June 27, 2022

How to Read And Write SequenceFile in Hadoop

This post shows how to read and write SequenceFile in Hadoop using Java API, using Hadoop MapReduce and how can you provide compression options for a SequenceFile.

Writing a sequence file Java program

SeqeunceFile provides a static method createWriter() to create a writer which is used to write a SequenceFile in Hadoop, there are many overloaded variants of createWriter method (many of them deprecated now) but here the method used is the following one.

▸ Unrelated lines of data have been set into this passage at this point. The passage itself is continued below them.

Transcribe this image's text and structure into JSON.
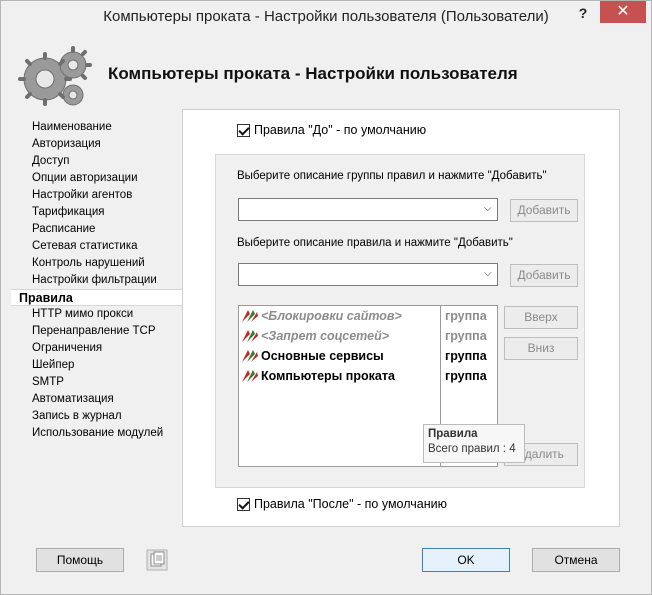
{
  "window": {
    "title": "Компьютеры проката - Настройки пользователя (Пользователи)",
    "help_label": "?",
    "close_label": "✕"
  },
  "header": {
    "title": "Компьютеры проката - Настройки пользователя",
    "logo_icon": "gears-icon"
  },
  "sidebar": {
    "items": [
      {
        "label": "Наименование"
      },
      {
        "label": "Авторизация"
      },
      {
        "label": "Доступ"
      },
      {
        "label": "Опции авторизации"
      },
      {
        "label": "Настройки агентов"
      },
      {
        "label": "Тарификация"
      },
      {
        "label": "Расписание"
      },
      {
        "label": "Сетевая статистика"
      },
      {
        "label": "Контроль нарушений"
      },
      {
        "label": "Настройки фильтрации"
      },
      {
        "label": "Правила",
        "active": true
      },
      {
        "label": "HTTP мимо прокси"
      },
      {
        "label": "Перенаправление TCP"
      },
      {
        "label": "Ограничения"
      },
      {
        "label": "Шейпер"
      },
      {
        "label": "SMTP"
      },
      {
        "label": "Автоматизация"
      },
      {
        "label": "Запись в журнал"
      },
      {
        "label": "Использование модулей"
      }
    ]
  },
  "rules_page": {
    "before_default": {
      "label": "Правила \"До\" - по умолчанию",
      "checked": true
    },
    "after_default": {
      "label": "Правила \"После\" - по умолчанию",
      "checked": true
    },
    "group_prompt": "Выберите описание группы правил и нажмите \"Добавить\"",
    "group_select_value": "",
    "group_add_label": "Добавить",
    "rule_prompt": "Выберите описание правила и нажмите \"Добавить\"",
    "rule_select_value": "",
    "rule_add_label": "Добавить",
    "rules": [
      {
        "name": "<Блокировки сайтов>",
        "type": "группа",
        "disabled": true
      },
      {
        "name": "<Запрет соцсетей>",
        "type": "группа",
        "disabled": true
      },
      {
        "name": "Основные сервисы",
        "type": "группа",
        "disabled": false
      },
      {
        "name": "Компьютеры проката",
        "type": "группа",
        "disabled": false
      }
    ],
    "up_label": "Вверх",
    "down_label": "Вниз",
    "delete_label": "Удалить",
    "tooltip": {
      "title": "Правила",
      "body": "Всего правил : 4"
    }
  },
  "footer": {
    "help_label": "Помощь",
    "ok_label": "OK",
    "cancel_label": "Отмена",
    "notes_icon": "clipboard-icon"
  },
  "colors": {
    "close_button": "#c75050",
    "ok_border": "#3c7fb1",
    "disabled_text": "#8c8c8c"
  }
}
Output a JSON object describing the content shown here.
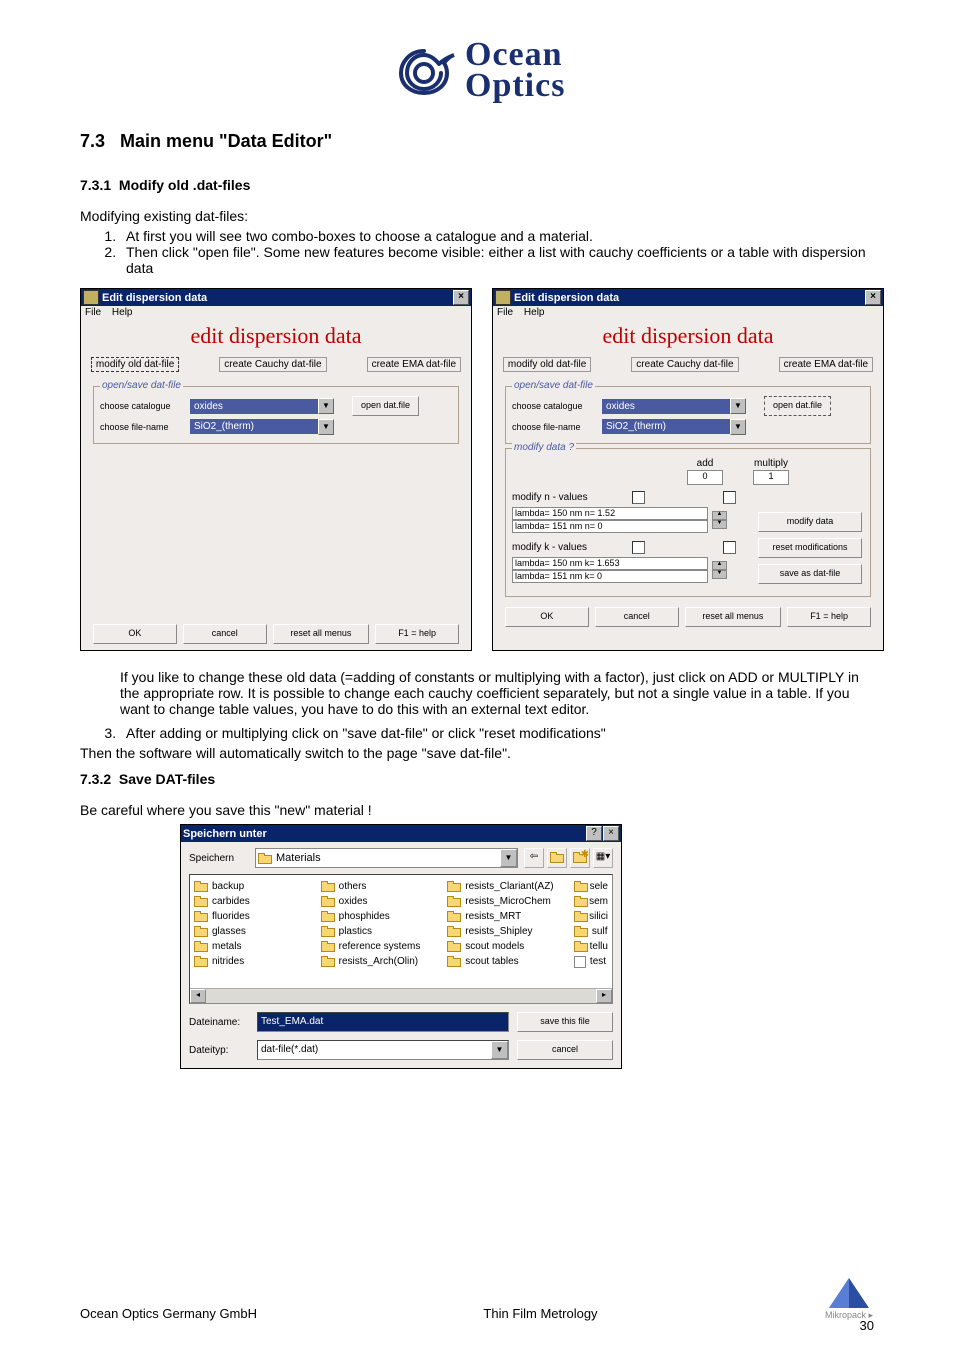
{
  "logo": {
    "top": "Ocean",
    "bottom": "Optics"
  },
  "section": {
    "num": "7.3",
    "title": "Main menu \"Data Editor\""
  },
  "sub1": {
    "num": "7.3.1",
    "title": "Modify old .dat-files"
  },
  "para1": "Modifying existing dat-files:",
  "step1": "At first you will see two combo-boxes to choose a catalogue and a material.",
  "step2": "Then click \"open file\". Some new features become visible: either a list with cauchy coefficients or a table with dispersion data",
  "win": {
    "title": "Edit dispersion data",
    "menu": {
      "file": "File",
      "help": "Help"
    },
    "bigtitle": "edit dispersion data",
    "tabs": {
      "modify": "modify old dat-file",
      "cauchy": "create Cauchy dat-file",
      "ema": "create EMA dat-file"
    },
    "group_open": "open/save dat-file",
    "lbl_cat": "choose catalogue",
    "lbl_file": "choose file-name",
    "val_cat": "oxides",
    "val_file": "SiO2_(therm)",
    "btn_open": "open dat.file",
    "group_mod": "modify data ?",
    "col_add": "add",
    "col_mul": "multiply",
    "val_add": "0",
    "val_mul": "1",
    "lbl_n": "modify n - values",
    "n_rows": [
      "lambda= 150 nm      n= 1.52",
      "lambda= 151 nm      n= 0"
    ],
    "lbl_k": "modify k - values",
    "k_rows": [
      "lambda= 150 nm      k= 1.653",
      "lambda= 151 nm      k= 0"
    ],
    "btn_moddata": "modify data",
    "btn_reset": "reset modifications",
    "btn_saveas": "save as dat-file",
    "bottom": {
      "ok": "OK",
      "cancel": "cancel",
      "resetall": "reset all menus",
      "help": "F1 = help"
    }
  },
  "indent_para": "If you like to change these old data (=adding of constants or multiplying with a factor), just click on ADD or MULTIPLY in the appropriate row. It is possible to change each cauchy coefficient separately, but not a single value in a table. If you want to change table values, you have to do this with an external text editor.",
  "step3": "After adding or multiplying click on \"save dat-file\" or click \"reset modifications\"",
  "after_steps": "Then the software will automatically switch to the page \"save dat-file\".",
  "sub2": {
    "num": "7.3.2",
    "title": "Save DAT-files"
  },
  "para2": "Be careful where you save this \"new\" material !",
  "savedlg": {
    "title": "Speichern unter",
    "lbl_savein": "Speichern",
    "val_savein": "Materials",
    "cols": [
      [
        "backup",
        "carbides",
        "fluorides",
        "glasses",
        "metals",
        "nitrides"
      ],
      [
        "others",
        "oxides",
        "phosphides",
        "plastics",
        "reference systems",
        "resists_Arch(Olin)"
      ],
      [
        "resists_Clariant(AZ)",
        "resists_MicroChem",
        "resists_MRT",
        "resists_Shipley",
        "scout models",
        "scout tables"
      ],
      [
        "sele",
        "sem",
        "silici",
        "sulf",
        "tellu",
        "test"
      ]
    ],
    "last_is_file_idx": 5,
    "lbl_name": "Dateiname:",
    "val_name": "Test_EMA.dat",
    "lbl_type": "Dateityp:",
    "val_type": "dat-file(*.dat)",
    "btn_save": "save this file",
    "btn_cancel": "cancel"
  },
  "footer": {
    "left": "Ocean Optics Germany GmbH",
    "right": "Thin Film Metrology",
    "logo": "Mikropack",
    "page": "30"
  }
}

public static org.apache.hadoop.io.SequenceFile.Writer createWriter(Configuration conf, org.apache.hadoop.io.SequenceFile.Writer.Option... opts)
throws IOException

Java Code

import java.io.File;
import java.io.IOException;
import org.apache.commons.io.FileUtils;
import org.apache.hadoop.conf.Configuration;
import org.apache.hadoop.fs.FileSystem;
import org.apache.hadoop.fs.Path;
import org.apache.hadoop.io.IntWritable;
import org.apache.hadoop.io.SequenceFile;
import org.apache.hadoop.io.SequenceFile.Writer;
import org.apache.hadoop.io.Text;
import org.apache.hadoop.io.compress.GzipCodec;

public class SFWrite {
  public static void main(String[] args) {
    Configuration conf = new Configuration();
    int i =0;
    try {
      FileSystem fs = FileSystem.get(conf);
      // input file in local file system
      File file = new File("/home/knpcode/Documents/knpcode/Hadoop/Test/data.txt");
      // Path for output file
      Path outFile = new Path(args[0]);
      IntWritable key = new IntWritable();
      Text value = new Text();
      SequenceFile.Writer writer = null;
      try {
        writer = SequenceFile.createWriter(conf, Writer.file(outFile), 
        Writer.keyClass(key.getClass()), Writer.valueClass(value.getClass()), 
        Writer.compression(SequenceFile.CompressionType.BLOCK, new GzipCodec()));
        for (String line : FileUtils.readLines(file)) {
          key.set(i++);
          value.set(line);
          writer.append(key, value);
        }
      }finally {
        if(writer != null) {
          writer.close();
        }
      }		
    } catch (IOException e) {
      // TODO Auto-generated catch block
      e.printStackTrace();
    }
  }
}

In the program compression option is also given and the compression codec used is GzipCodec.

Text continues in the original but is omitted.